Como enfatiza Priscila, a pesquisa científica não pretende fazer julgamentos sobre os caminhos escolhidos pela mulher na sociedade.

No entanto, os dados do estudo mostram que as narrativas mais vendidas repetem um modelo associado a um ideal conservador, de vincular a felicidade feminina ao casamento e à maternidade, sem considerar outras trajetórias possíveis.

“Apesar de virem de mulheres modernas, muitas vezes, empoderadas, [essas narrativas] reforçam aquilo que o sistema patriarcal impõe. Muitas vezes, se a mulher escolhe um caminho diferente, ela é rebaixada, é julgada. Muita gente diz: ‘ah, mas é só um livro’. Mas são construções que a gente acaba aprendendo a privilegiar ao invés de outras estruturas”, ressalta Priscila.

Ela ilustra que os contos de fadas, como primeiras histórias geralmente transmitidas às crianças e como modelo ainda replicado, tendem a mostrar como vilãs as bruxas — mulheres mais independentes e que fogem dos padrões sociais aceitos.

Outros caminhos possíveis

Priscila Siqueira é doutora em Linguística pela Universidade Federal do Ceará (UFC)
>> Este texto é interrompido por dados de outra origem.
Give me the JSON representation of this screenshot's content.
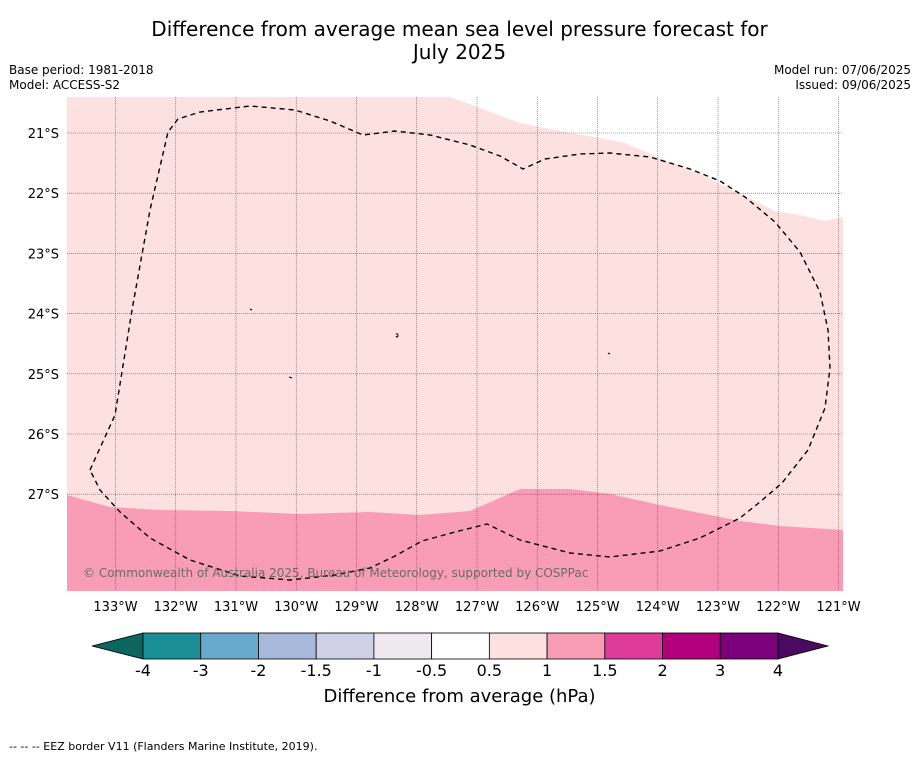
{
  "title_line1": "Difference from average mean sea level pressure forecast for",
  "title_line2": "July 2025",
  "base_period": "Base period: 1981-2018",
  "model": "Model: ACCESS-S2",
  "model_run": "Model run: 07/06/2025",
  "issued": "Issued: 09/06/2025",
  "copyright": "© Commonwealth of Australia 2025, Bureau of Meteorology, supported by COSPPac",
  "lat_labels": [
    "21°S",
    "22°S",
    "23°S",
    "24°S",
    "25°S",
    "26°S",
    "27°S"
  ],
  "lon_labels": [
    "133°W",
    "132°W",
    "131°W",
    "130°W",
    "129°W",
    "128°W",
    "127°W",
    "126°W",
    "125°W",
    "124°W",
    "123°W",
    "122°W",
    "121°W"
  ],
  "colorbar": {
    "label": "Difference from average (hPa)",
    "ticks": [
      "-4",
      "-3",
      "-2",
      "-1.5",
      "-1",
      "-0.5",
      "0.5",
      "1",
      "1.5",
      "2",
      "3",
      "4"
    ],
    "colors": [
      "#1b8f96",
      "#69a9d0",
      "#a6b9da",
      "#cfd0e6",
      "#eee8ef",
      "#ffffff",
      "#fde0e0",
      "#f89db5",
      "#df3b9a",
      "#b3007c",
      "#7c007a"
    ],
    "extend_low_color": "#0b6660",
    "extend_high_color": "#4a0a62"
  },
  "footnote": "--  --  -- EEZ border V11 (Flanders Marine Institute, 2019)."
}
Viktor Braga/UFC Informa/Divulgação

A ficção contemporânea que traz outras perspectivas e abordagens para personagens femininas também tem uma produção forte no Brasil. E-books com representações de ideais mais progressistas também engajam comunidades e nichos no mercado independente, aponta Priscila.

“A gente tem uma pluralidade de narrativas. Temos autores que vão para romances LGBTQIAPN+, temos protagonistas sáficas, protagonistas trans, protagonistas pretas que vieram da favela e batalham… A gente tem uma infinidade de outros perfis disponíveis. Mas eles não chegam ao ranking”, destaca.

A pesquisadora aponta que um possível próximo passo é fazer novas perguntas sobre os e-books mais vendidos.

Por que existe a predominância da mesma estrutura narrativa? Quem é o público que consome os e-books e por que ele se engaja tanto com estas histórias? Estes são exemplos das questões que poderão nortear novas análises sobre o tema.